In a third part, we have turned our attention to the dihedral and symmetric hidden subgroup problems. We have given a complete presentation of the structure of the dihedral group and recalled the reduction of the dihedral HSP to the search of a hidden slope . We have presented Kupenberg's subexponential algorithm to find this slope and mentioned the results about the optimal measurement for dihedral coset sampling. We have studied Regev's algorithm for the uniqueSVP and noticed that it can be modified to work for some generalized dihedral groups and "recursive" coset sampling. We have also shown that the approximation factor obtained for the uniqueSVP is strongly related to the degree of the polynomial bounding the complexity of the coset sampling algorithm used. Finally, we have presented the classical reduction from graph isomorphism to symmetric hidden subgroup problems but have also recalled the negative results on the symmetric group: we need at least a linear number of entangled coset states at once but using an algorithm similar to Kupenberg's one does not help.

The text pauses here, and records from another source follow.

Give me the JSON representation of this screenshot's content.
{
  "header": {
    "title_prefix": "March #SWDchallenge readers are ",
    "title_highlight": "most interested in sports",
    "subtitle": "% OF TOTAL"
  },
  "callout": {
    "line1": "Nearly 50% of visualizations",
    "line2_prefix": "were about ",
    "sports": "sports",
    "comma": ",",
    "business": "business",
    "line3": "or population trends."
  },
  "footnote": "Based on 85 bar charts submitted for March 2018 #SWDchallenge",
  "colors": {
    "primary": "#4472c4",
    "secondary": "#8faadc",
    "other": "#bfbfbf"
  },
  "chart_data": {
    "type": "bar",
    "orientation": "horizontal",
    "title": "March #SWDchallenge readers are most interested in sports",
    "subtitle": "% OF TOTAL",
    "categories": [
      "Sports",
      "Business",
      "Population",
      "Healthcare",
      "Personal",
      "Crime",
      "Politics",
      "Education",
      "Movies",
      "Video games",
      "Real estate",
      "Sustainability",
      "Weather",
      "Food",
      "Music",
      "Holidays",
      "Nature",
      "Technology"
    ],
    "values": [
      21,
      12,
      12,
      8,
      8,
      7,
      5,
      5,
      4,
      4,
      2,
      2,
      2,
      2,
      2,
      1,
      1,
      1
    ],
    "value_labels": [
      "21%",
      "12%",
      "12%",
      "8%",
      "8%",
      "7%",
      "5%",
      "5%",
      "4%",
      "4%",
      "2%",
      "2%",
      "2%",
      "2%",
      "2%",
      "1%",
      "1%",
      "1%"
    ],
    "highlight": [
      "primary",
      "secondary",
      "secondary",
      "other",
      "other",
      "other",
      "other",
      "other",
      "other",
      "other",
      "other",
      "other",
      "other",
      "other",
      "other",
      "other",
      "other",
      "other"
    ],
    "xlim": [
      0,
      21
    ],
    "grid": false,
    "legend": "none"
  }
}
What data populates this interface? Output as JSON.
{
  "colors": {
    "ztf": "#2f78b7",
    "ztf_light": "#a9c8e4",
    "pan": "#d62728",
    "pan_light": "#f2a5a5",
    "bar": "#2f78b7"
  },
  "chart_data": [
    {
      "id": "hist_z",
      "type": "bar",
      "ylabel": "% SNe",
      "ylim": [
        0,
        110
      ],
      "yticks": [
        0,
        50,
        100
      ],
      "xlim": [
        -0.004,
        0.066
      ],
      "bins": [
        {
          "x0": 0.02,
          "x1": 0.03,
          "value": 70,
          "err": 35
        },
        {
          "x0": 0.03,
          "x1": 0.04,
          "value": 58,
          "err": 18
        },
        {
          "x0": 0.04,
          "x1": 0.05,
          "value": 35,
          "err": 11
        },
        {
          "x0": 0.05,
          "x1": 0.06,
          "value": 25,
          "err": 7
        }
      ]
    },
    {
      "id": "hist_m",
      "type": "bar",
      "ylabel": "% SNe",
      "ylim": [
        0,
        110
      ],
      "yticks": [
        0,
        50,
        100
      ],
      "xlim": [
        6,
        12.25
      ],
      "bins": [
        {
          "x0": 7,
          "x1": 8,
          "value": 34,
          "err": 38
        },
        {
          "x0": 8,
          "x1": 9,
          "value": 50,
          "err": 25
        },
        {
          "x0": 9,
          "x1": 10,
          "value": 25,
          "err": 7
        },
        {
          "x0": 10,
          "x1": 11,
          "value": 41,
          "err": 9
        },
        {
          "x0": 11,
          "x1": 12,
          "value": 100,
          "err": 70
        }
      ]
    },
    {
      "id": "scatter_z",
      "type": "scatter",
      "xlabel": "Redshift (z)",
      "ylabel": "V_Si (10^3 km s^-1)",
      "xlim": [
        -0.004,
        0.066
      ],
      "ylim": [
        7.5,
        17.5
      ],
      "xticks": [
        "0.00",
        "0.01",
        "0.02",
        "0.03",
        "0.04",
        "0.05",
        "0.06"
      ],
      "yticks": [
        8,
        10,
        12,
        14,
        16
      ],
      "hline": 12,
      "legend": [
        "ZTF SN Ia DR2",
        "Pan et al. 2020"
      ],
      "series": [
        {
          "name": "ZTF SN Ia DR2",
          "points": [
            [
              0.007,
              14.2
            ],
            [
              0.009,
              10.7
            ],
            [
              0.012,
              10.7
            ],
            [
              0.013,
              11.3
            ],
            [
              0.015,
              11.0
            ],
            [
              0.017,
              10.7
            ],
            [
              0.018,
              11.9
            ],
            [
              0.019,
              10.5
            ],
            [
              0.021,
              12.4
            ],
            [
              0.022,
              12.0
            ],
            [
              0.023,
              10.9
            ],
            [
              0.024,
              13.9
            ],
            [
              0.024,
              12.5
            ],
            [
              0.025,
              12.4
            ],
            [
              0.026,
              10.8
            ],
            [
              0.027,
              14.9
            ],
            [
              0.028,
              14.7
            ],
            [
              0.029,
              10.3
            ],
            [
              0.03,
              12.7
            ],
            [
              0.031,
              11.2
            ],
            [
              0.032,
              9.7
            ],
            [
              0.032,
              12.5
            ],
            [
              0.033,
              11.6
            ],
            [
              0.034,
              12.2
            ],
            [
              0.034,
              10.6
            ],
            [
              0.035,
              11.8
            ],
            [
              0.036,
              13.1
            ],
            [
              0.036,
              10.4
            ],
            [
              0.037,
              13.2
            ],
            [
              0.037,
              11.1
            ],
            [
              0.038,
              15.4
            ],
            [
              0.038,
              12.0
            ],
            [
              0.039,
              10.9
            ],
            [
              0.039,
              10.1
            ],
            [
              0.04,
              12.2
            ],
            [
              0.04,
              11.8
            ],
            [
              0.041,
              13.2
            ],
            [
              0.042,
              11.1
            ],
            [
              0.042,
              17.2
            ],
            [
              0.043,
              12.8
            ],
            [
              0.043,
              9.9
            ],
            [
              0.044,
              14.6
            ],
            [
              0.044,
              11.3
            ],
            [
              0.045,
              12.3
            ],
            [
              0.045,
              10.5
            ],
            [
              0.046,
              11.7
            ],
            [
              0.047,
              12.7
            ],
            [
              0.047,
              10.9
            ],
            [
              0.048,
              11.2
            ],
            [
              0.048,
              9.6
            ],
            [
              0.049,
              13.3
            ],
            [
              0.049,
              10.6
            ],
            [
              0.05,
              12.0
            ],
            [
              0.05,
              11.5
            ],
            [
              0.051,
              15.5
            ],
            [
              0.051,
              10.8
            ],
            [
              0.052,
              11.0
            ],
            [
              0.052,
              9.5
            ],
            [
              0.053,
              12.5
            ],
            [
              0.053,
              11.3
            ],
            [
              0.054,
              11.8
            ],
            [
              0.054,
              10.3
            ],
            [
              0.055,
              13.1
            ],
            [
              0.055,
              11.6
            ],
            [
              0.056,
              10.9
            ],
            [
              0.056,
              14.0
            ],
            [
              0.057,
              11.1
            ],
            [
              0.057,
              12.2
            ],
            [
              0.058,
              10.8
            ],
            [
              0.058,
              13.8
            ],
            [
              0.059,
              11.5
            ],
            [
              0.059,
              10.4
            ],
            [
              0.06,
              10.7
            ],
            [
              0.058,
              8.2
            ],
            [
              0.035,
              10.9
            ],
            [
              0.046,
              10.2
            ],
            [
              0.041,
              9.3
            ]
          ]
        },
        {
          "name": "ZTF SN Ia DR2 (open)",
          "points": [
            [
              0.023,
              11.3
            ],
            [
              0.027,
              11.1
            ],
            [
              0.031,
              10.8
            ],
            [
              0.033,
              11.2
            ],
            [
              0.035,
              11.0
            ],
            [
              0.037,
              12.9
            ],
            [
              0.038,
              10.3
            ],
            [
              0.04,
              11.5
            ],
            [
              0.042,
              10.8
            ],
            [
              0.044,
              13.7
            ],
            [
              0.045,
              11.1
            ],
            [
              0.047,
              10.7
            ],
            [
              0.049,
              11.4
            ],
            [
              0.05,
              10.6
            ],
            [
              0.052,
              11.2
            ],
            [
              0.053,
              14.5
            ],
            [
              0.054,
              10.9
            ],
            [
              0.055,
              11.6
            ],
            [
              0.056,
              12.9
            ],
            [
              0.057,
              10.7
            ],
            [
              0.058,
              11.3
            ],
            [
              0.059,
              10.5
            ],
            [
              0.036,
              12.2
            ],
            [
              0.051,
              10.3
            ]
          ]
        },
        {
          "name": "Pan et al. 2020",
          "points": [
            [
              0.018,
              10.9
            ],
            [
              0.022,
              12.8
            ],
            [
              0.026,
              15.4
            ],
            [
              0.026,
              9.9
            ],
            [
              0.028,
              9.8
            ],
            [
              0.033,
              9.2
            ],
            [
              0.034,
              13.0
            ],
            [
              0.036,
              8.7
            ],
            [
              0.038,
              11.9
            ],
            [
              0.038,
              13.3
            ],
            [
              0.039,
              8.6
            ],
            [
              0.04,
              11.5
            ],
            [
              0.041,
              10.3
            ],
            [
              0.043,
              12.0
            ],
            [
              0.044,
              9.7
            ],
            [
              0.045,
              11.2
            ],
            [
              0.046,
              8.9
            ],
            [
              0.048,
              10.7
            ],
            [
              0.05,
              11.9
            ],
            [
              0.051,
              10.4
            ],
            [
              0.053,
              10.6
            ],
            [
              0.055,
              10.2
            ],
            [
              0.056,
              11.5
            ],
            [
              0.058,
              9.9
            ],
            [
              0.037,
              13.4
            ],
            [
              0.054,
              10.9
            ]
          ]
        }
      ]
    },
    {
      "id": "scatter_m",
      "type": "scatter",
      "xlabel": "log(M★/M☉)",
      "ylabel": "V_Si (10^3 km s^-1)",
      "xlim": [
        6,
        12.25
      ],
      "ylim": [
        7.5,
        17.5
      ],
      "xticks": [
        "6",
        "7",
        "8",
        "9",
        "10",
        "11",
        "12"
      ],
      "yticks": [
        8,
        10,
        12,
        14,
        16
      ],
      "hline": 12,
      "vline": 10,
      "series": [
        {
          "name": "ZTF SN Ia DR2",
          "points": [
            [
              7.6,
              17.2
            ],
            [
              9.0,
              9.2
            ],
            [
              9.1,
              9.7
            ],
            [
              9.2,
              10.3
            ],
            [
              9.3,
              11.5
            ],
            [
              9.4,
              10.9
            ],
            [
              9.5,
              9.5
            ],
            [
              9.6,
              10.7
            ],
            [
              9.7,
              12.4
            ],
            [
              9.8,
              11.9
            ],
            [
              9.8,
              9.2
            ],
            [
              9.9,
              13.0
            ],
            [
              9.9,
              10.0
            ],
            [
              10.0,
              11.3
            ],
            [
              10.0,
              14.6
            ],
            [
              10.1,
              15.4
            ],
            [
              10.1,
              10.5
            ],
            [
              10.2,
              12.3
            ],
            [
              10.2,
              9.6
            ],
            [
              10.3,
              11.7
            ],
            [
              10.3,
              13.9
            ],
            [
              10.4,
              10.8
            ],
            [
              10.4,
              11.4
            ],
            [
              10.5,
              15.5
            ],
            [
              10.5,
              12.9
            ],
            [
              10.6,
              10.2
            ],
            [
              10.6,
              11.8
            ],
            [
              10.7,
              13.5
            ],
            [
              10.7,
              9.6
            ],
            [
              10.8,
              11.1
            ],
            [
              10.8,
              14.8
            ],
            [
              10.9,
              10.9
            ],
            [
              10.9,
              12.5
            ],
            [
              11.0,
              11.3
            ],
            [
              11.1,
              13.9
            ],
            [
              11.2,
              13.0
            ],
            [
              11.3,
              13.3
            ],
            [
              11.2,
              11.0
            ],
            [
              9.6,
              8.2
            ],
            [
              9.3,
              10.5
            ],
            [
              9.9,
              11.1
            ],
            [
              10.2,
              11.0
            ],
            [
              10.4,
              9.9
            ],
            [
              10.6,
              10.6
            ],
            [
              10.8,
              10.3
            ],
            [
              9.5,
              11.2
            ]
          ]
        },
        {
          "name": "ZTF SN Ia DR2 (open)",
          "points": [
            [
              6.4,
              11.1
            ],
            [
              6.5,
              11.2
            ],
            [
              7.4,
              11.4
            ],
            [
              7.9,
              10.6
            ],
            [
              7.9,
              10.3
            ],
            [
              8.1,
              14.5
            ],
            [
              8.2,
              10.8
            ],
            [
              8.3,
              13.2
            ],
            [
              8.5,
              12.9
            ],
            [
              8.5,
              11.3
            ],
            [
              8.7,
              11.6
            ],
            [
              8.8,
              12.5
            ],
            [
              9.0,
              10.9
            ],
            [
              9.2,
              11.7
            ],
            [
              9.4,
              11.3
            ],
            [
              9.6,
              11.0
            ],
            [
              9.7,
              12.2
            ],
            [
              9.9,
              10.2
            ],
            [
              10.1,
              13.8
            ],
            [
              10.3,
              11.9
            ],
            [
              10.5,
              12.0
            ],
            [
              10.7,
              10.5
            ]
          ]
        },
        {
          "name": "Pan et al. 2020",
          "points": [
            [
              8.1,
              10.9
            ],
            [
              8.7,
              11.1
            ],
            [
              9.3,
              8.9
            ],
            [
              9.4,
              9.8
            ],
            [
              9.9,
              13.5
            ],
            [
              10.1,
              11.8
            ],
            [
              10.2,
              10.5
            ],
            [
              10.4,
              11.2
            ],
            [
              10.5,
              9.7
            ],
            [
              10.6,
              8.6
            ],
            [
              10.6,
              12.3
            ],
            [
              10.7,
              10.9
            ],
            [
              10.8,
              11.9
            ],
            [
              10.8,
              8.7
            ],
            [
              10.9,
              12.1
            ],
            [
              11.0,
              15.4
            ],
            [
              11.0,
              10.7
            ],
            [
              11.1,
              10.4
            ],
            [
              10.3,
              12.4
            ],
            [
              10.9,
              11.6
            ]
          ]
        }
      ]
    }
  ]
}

In the fourth and last part, we have considered the general HSP. We have suggested a general approach to the hidden subgroup problem based on the mathematical description of finite groups. We have shown that we could reduce the general case to a solution over simple groups and construction of some efficient oracles. These two points are precisely where we are stuck on for dihedral and symmetric groups. However, several efficient algorithms have been discovered for other non-abelian groups. We have given an overview of these solutions which are essentially with respect to "almost abelian" groups in some sense or the other. We have described some efficient algorithms with concrete application, including applications in cryptography, which are related to the hidden subgroup problem. Finally, we have mentioned variants and extensions to the HSP which have been solved for some particular cases and are expected to yield new efficient quantum algorithms.
As a conclusion, we have provided a good overview of the hidden subgroup problem going from its origin to the state of the art as of 2010. We have also brought some contributions to the topic. While the general problem still remains difficult, we hope that our work will help people to have a better understanding of the subject and guide them toward some research directions.